The initiative Krillbite Studio in collaboration with Ecologists it is a rare sprout. It simply consists of plant a tree for each copy of Sunlight purchased. Practically at a cost of 4 euros on Steam, you contribute to the protection of the planet and the species that live there. Not only that, but between one breath and another, you will play a unique videogame experience. Because it is easy to sell a game with the "excuse" of the environment and ecological feeling.
Almost a marketing move for its own sake. Then you try the game and regret Cyberpunk 2077. But no. You try Sunlight, finish Sunlight, cry for two or three hours, buy a ticket to Mozambique, and go look after the tree you helped plant. And if you really don't want to go to Mozambique because maybe the next day you have sushi at home, you can check all the progress and goals on the site. As I told you above: simple, direct, special.

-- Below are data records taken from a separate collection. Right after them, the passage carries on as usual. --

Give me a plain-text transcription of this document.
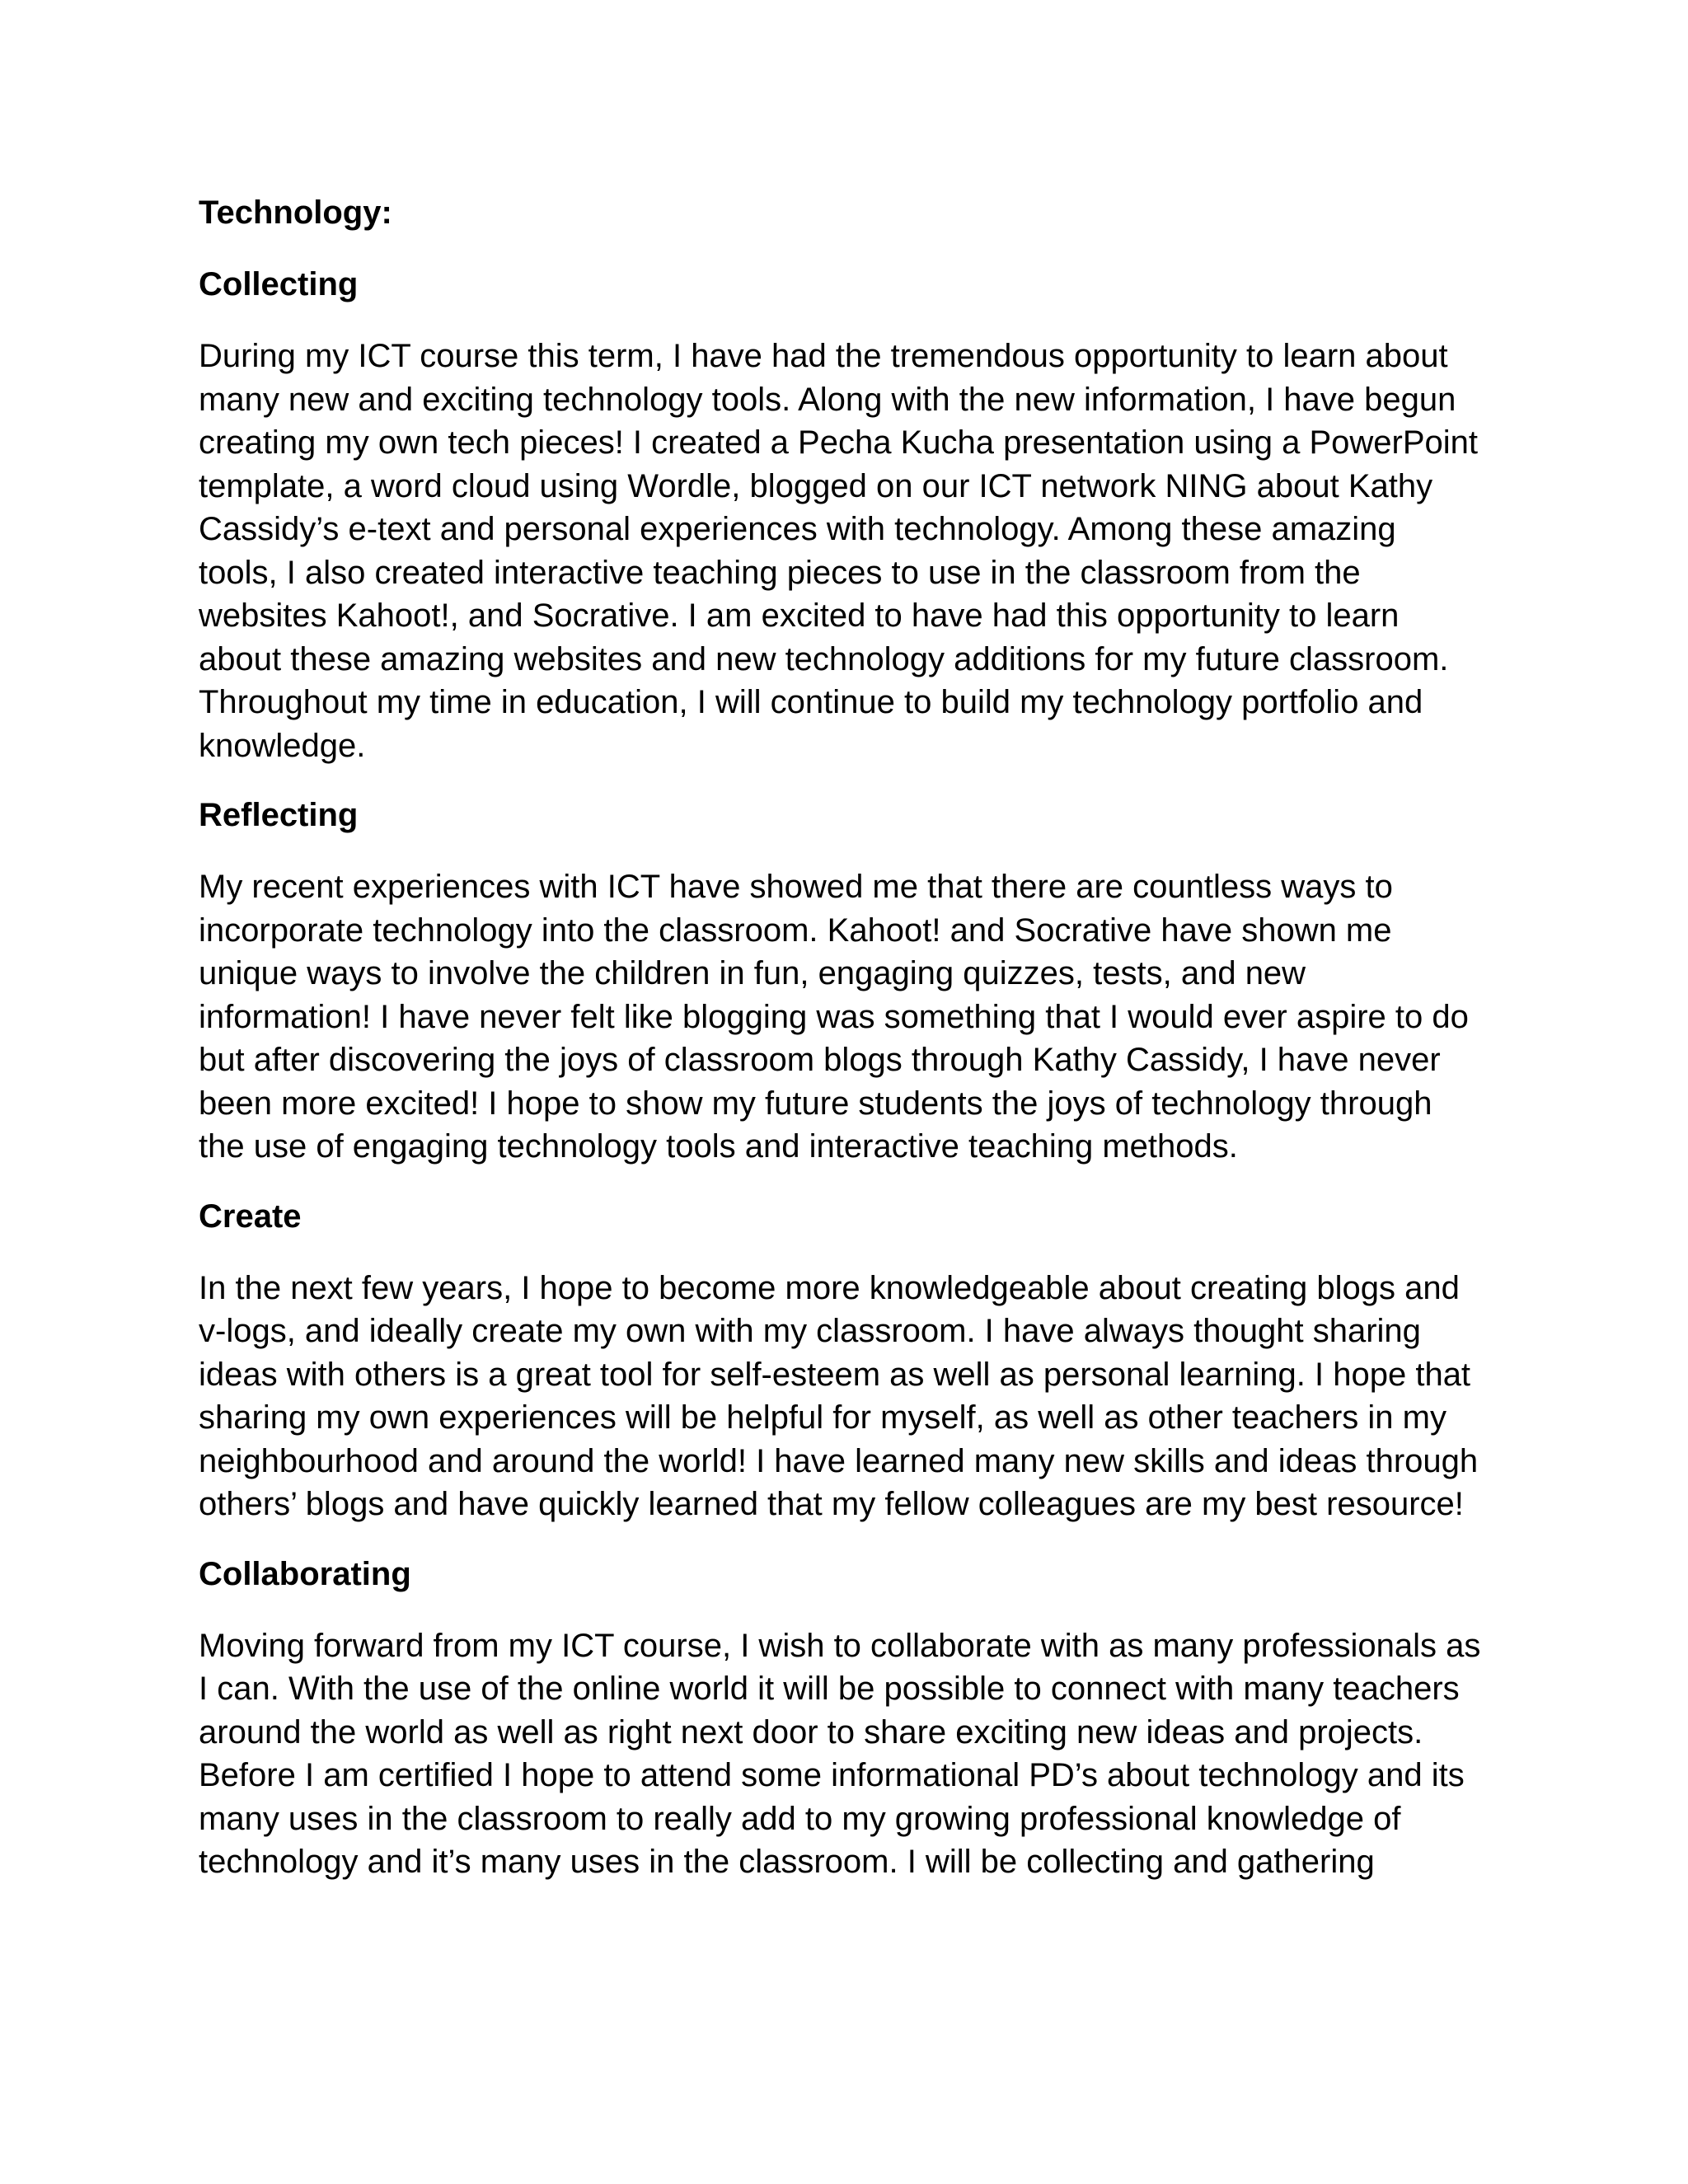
Technology:
Collecting
During my ICT course this term, I have had the tremendous opportunity to learn about
many new and exciting technology tools. Along with the new information, I have begun
creating my own tech pieces! I created a Pecha Kucha presentation using a PowerPoint
template, a word cloud using Wordle, blogged on our ICT network NING about Kathy
Cassidy’s e-text and personal experiences with technology. Among these amazing
tools, I also created interactive teaching pieces to use in the classroom from the
websites Kahoot!, and Socrative. I am excited to have had this opportunity to learn
about these amazing websites and new technology additions for my future classroom.
Throughout my time in education, I will continue to build my technology portfolio and
knowledge.
Reflecting
My recent experiences with ICT have showed me that there are countless ways to
incorporate technology into the classroom. Kahoot! and Socrative have shown me
unique ways to involve the children in fun, engaging quizzes, tests, and new
information! I have never felt like blogging was something that I would ever aspire to do
but after discovering the joys of classroom blogs through Kathy Cassidy, I have never
been more excited! I hope to show my future students the joys of technology through
the use of engaging technology tools and interactive teaching methods.
Create
In the next few years, I hope to become more knowledgeable about creating blogs and
v-logs, and ideally create my own with my classroom. I have always thought sharing
ideas with others is a great tool for self-esteem as well as personal learning. I hope that
sharing my own experiences will be helpful for myself, as well as other teachers in my
neighbourhood and around the world! I have learned many new skills and ideas through
others’ blogs and have quickly learned that my fellow colleagues are my best resource!
Collaborating
Moving forward from my ICT course, I wish to collaborate with as many professionals as
I can. With the use of the online world it will be possible to connect with many teachers
around the world as well as right next door to share exciting new ideas and projects.
Before I am certified I hope to attend some informational PD’s about technology and its
many uses in the classroom to really add to my growing professional knowledge of
technology and it’s many uses in the classroom. I will be collecting and gathering
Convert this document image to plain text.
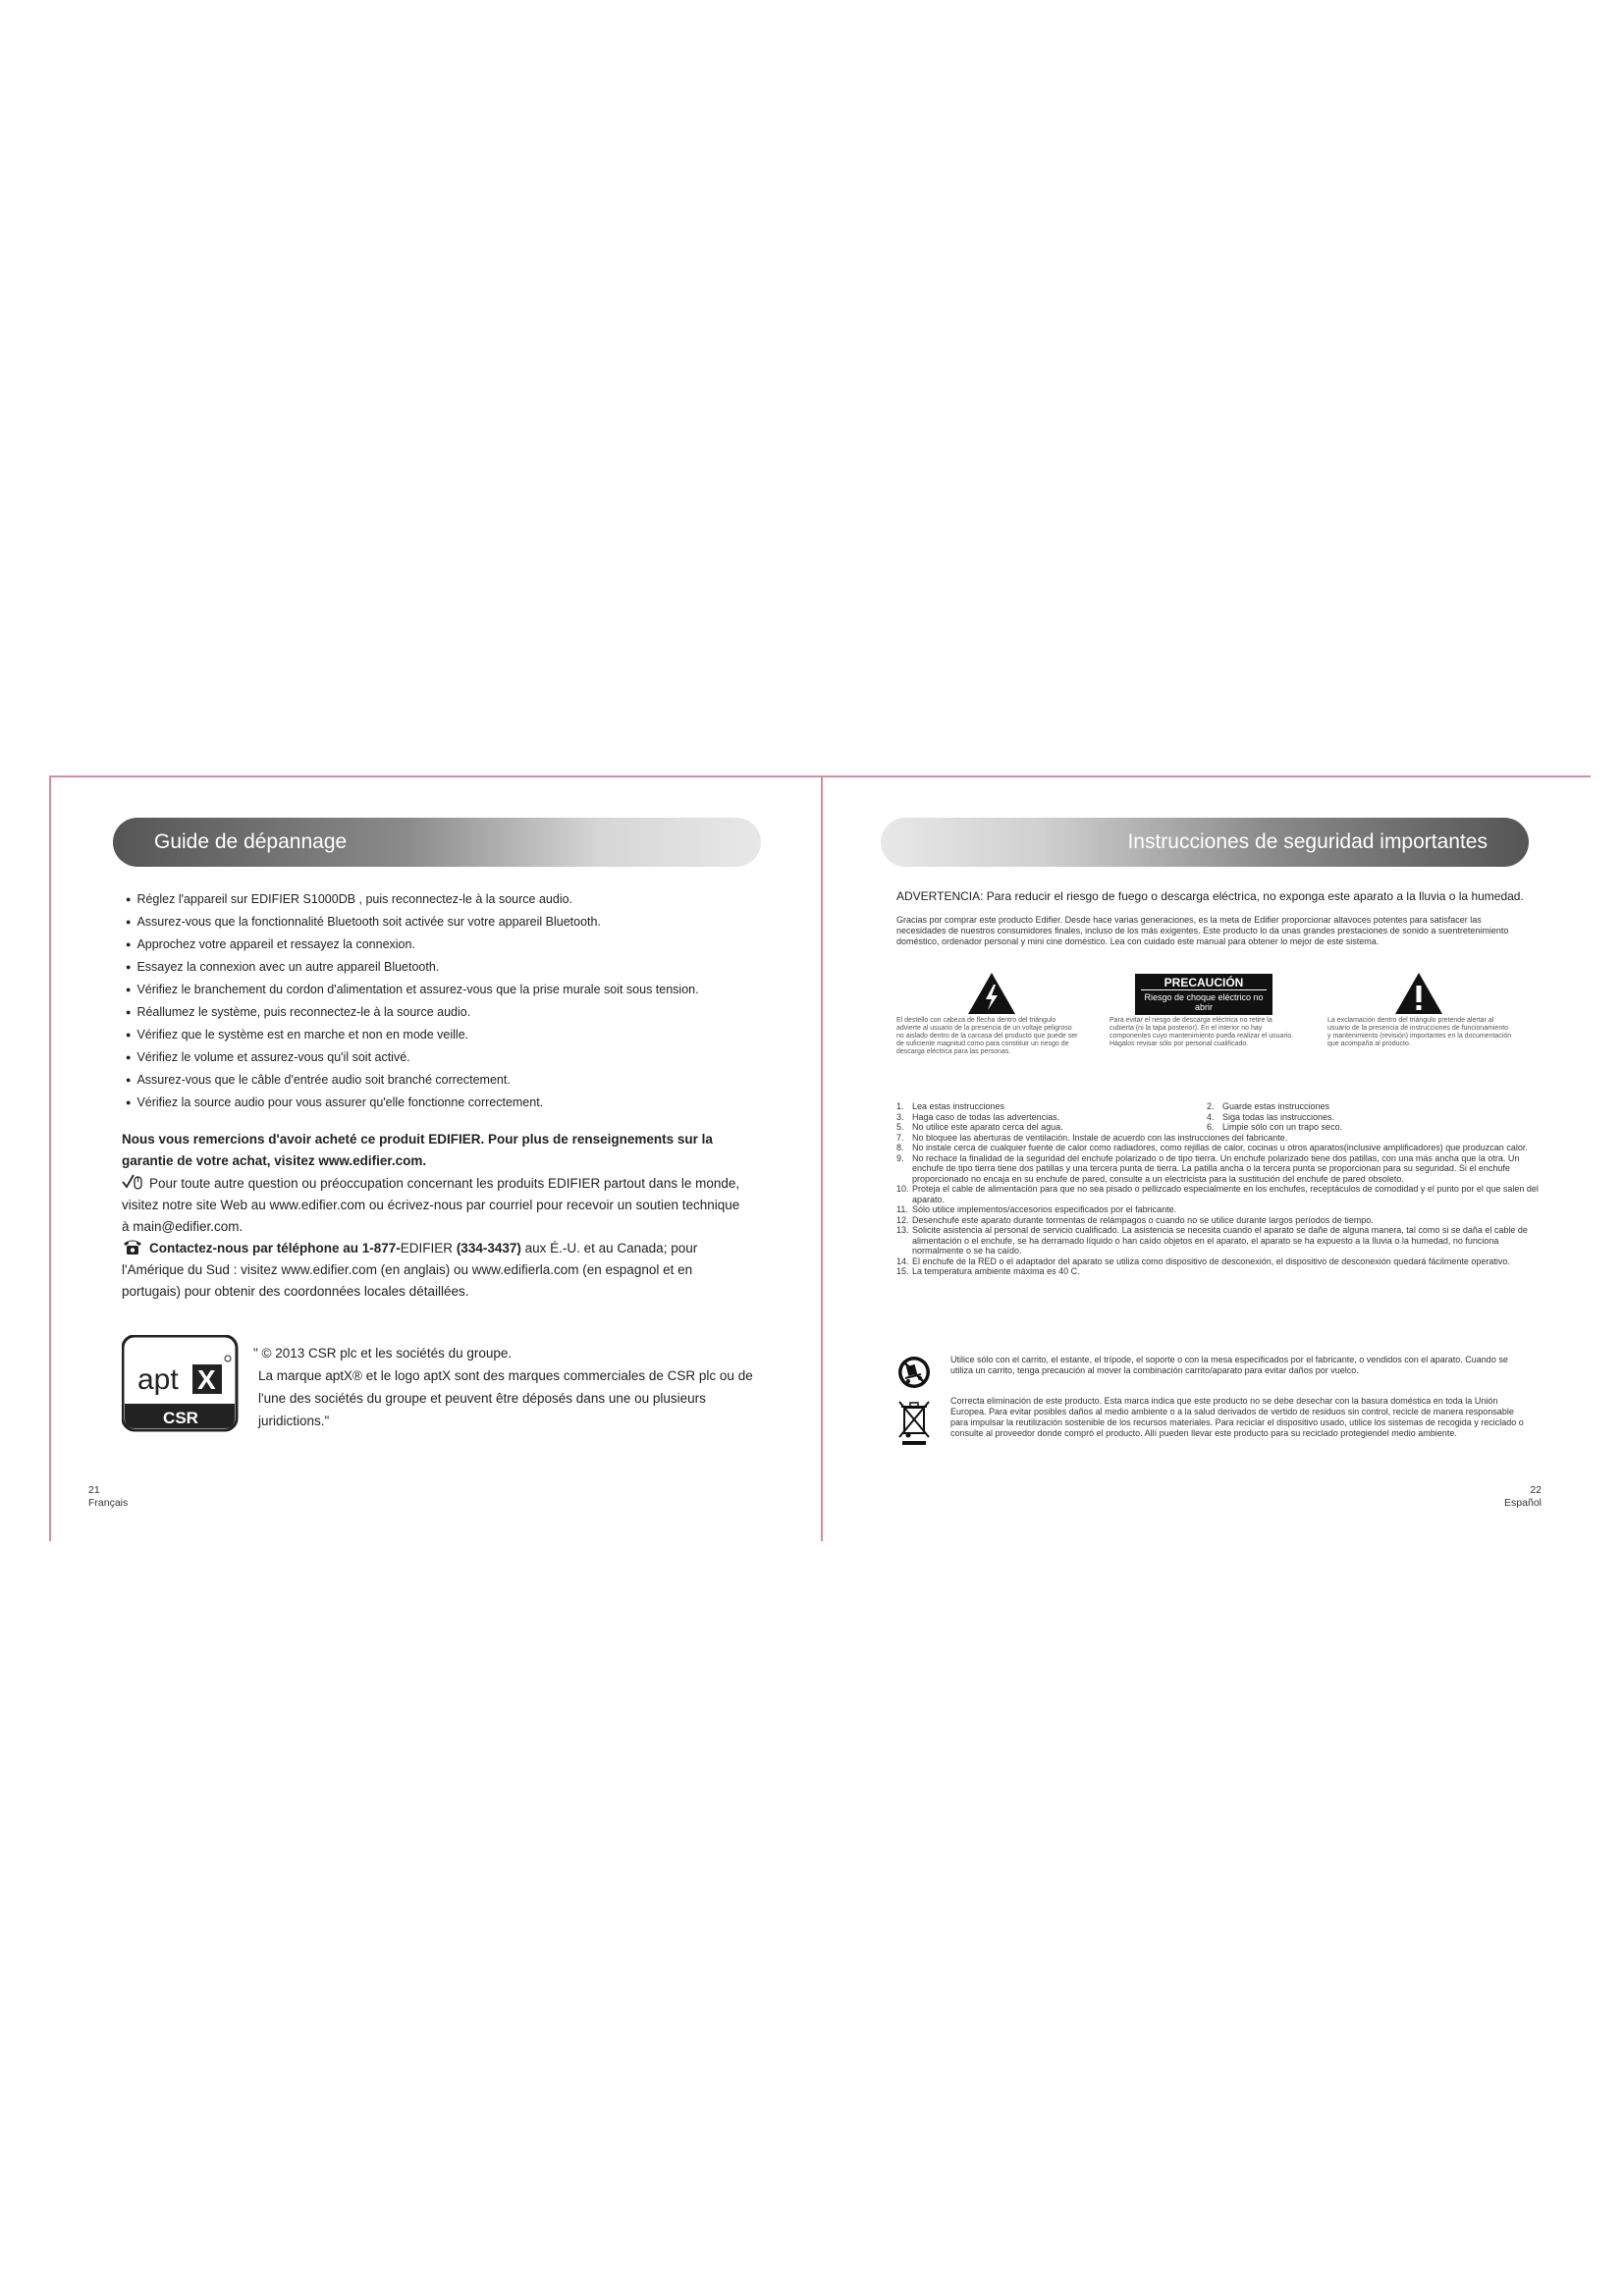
Guide de dépannage
● Réglez l'appareil sur EDIFIER S1000DB , puis reconnectez-le à la source audio.
● Assurez-vous que la fonctionnalité Bluetooth soit activée sur votre appareil Bluetooth.
● Approchez votre appareil et ressayez la connexion.
● Essayez la connexion avec un autre appareil Bluetooth.
● Vérifiez le branchement du cordon d'alimentation et assurez-vous que la prise murale soit sous tension.
● Réallumez le système, puis reconnectez-le à la source audio.
● Vérifiez que le système est en marche et non en mode veille.
● Vérifiez le volume et assurez-vous qu'il soit activé.
● Assurez-vous que le câble d'entrée audio soit branché correctement.
● Vérifiez la source audio pour vous assurer qu'elle fonctionne correctement.
Nous vous remercions d'avoir acheté ce produit EDIFIER. Pour plus de renseignements sur la garantie de votre achat, visitez www.edifier.com.
Pour toute autre question ou préoccupation concernant les produits EDIFIER partout dans le monde, visitez notre site Web au www.edifier.com ou écrivez-nous par courriel pour recevoir un soutien technique à main@edifier.com.
Contactez-nous par téléphone au 1-877-EDIFIER (334-3437) aux É.-U. et au Canada; pour l'Amérique du Sud : visitez www.edifier.com (en anglais) ou www.edifierla.com (en espagnol et en portugais) pour obtenir des coordonnées locales détaillées.
apt X
CSR
" © 2013 CSR plc et les sociétés du groupe.
La marque aptX® et le logo aptX sont des marques commerciales de CSR plc ou de l'une des sociétés du groupe et peuvent être déposés dans une ou plusieurs juridictions."
21
Français
Instrucciones de seguridad importantes
ADVERTENCIA: Para reducir el riesgo de fuego o descarga eléctrica, no exponga este aparato a la lluvia o la humedad.
Gracias por comprar este producto Edifier. Desde hace varias generaciones, es la meta de Edifier proporcionar altavoces potentes para satisfacer las necesidades de nuestros consumidores finales, incluso de los más exigentes. Este producto lo da unas grandes prestaciones de sonido a suentretenimiento doméstico, ordenador personal y mini cine doméstico. Lea con cuidado este manual para obtener lo mejor de este sistema.
PRECAUCIÓN
Riesgo de choque eléctrico no abrir
El destello con cabeza de flecha dentro del triángulo advierte al usuario de la presencia de un voltaje peligroso no aislado dentro de la carcasa del producto que puede ser de suficiente magnitud como para constituir un riesgo de descarga eléctrica para las personas.
Para evitar el riesgo de descarga eléctrica no retire la cubierta (ni la tapa posterior). En el interior no hay componentes cuyo mantenimiento pueda realizar el usuario. Hágalos revisar sólo por personal cualificado.
La exclamación dentro del triángulo pretende alertar al usuario de la presencia de instrucciones de funcionamiento y mantenimiento (revisión) importantes en la documentación que acompaña al producto.
1. Lea estas instrucciones	2. Guarde estas instrucciones
3. Haga caso de todas las advertencias.	4. Siga todas las instrucciones.
5. No utilice este aparato cerca del agua.	6. Limpie sólo con un trapo seco.
7. No bloquee las aberturas de ventilación. Instale de acuerdo con las instrucciones del fabricante.
8. No instale cerca de cualquier fuente de calor como radiadores, como rejillas de calor, cocinas u otros aparatos(inclusive amplificadores) que produzcan calor.
9. No rechace la finalidad de la seguridad del enchufe polarizado o de tipo tierra. Un enchufe polarizado tiene dos patillas, con una más ancha que la otra. Un enchufe de tipo tierra tiene dos patillas y una tercera punta de tierra. La patilla ancha o la tercera punta se proporcionan para su seguridad. Si el enchufe proporcionado no encaja en su enchufe de pared, consulte a un electricista para la sustitución del enchufe de pared obsoleto.
10. Proteja el cable de alimentación para que no sea pisado o pellizcado especialmente en los enchufes, receptáculos de comodidad y el punto por el que salen del aparato.
11. Sólo utilice implementos/accesorios especificados por el fabricante.
12. Desenchufe este aparato durante tormentas de relámpagos o cuando no se utilice durante largos períodos de tiempo.
13. Solicite asistencia al personal de servicio cualificado. La asistencia se necesita cuando el aparato se dañe de alguna manera, tal como si se daña el cable de alimentación o el enchufe, se ha derramado líquido o han caído objetos en el aparato, el aparato se ha expuesto a la lluvia o la humedad, no funciona normalmente o se ha caído.
14. El enchufe de la RED o el adaptador del aparato se utiliza como dispositivo de desconexión, el dispositivo de desconexión quedará fácilmente operativo.
15. La temperatura ambiente máxima es 40 C.
Utilice sólo con el carrito, el estante, el trípode, el soporte o con la mesa especificados por el fabricante, o vendidos con el aparato. Cuando se utiliza un carrito, tenga precaución al mover la combinación carrito/aparato para evitar daños por vuelco.
Correcta eliminación de este producto. Esta marca indica que este producto no se debe desechar con la basura doméstica en toda la Unión Europea. Para evitar posibles daños al medio ambiente o a la salud derivados de vertido de residuos sin control, recicle de manera responsable para impulsar la reutilización sostenible de los recursos materiales. Para reciclar el dispositivo usado, utilice los sistemas de recogida y reciclado o consulte al proveedor donde compró el producto. Allí pueden llevar este producto para su reciclado protegiendel medio ambiente.
22
Español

Video games as a way to learn
To learn more:
Australia Puts Out Fires With Video Games: Developer Fundraiser
I have always talked about it on these pages when I told you the message behind the Corsola of Galar. I believe, however, that is never enough, especially when such important and delicate topics are touched upon. For charity, I am nobody to lecture you. I have done damage and I will do many too. But I think talking about it serves both me and you, to develop a critical and empathic thinking towards what surrounds us. And this is where video games come into play. Thanks to their unique ability to make you feel the protagonist of a world beyond the screen, they can convey positive messages directly to our unconscious, helping emotions to come out of the shell in which they are locked, and to open up. interacting in or out of the game session.
Video games are the necessary vehicle to convey messages greater than us
Video games are therefore the perfect medium to make adults and children understand how important the world is. How it is not something so far away from us that we cannot hear its screams. We are all part of a complex organism. Many small pieces that have to work together to make one or that other mechanic work. And we hear those cries all right, carried by the wind or by the death that surrounds us.
With video games we can see and hear what millions of people in the poorest areas of the planet see and hear. We can even try to understand what beings feel as enigmatic to us as trees, which are born and die blind and motionless. This potential for learning from others is what video games must harness. I'll never stop repeating it:
video games are just the most powerful tool in the world, and we need their messages as much as the leaves of sunlight.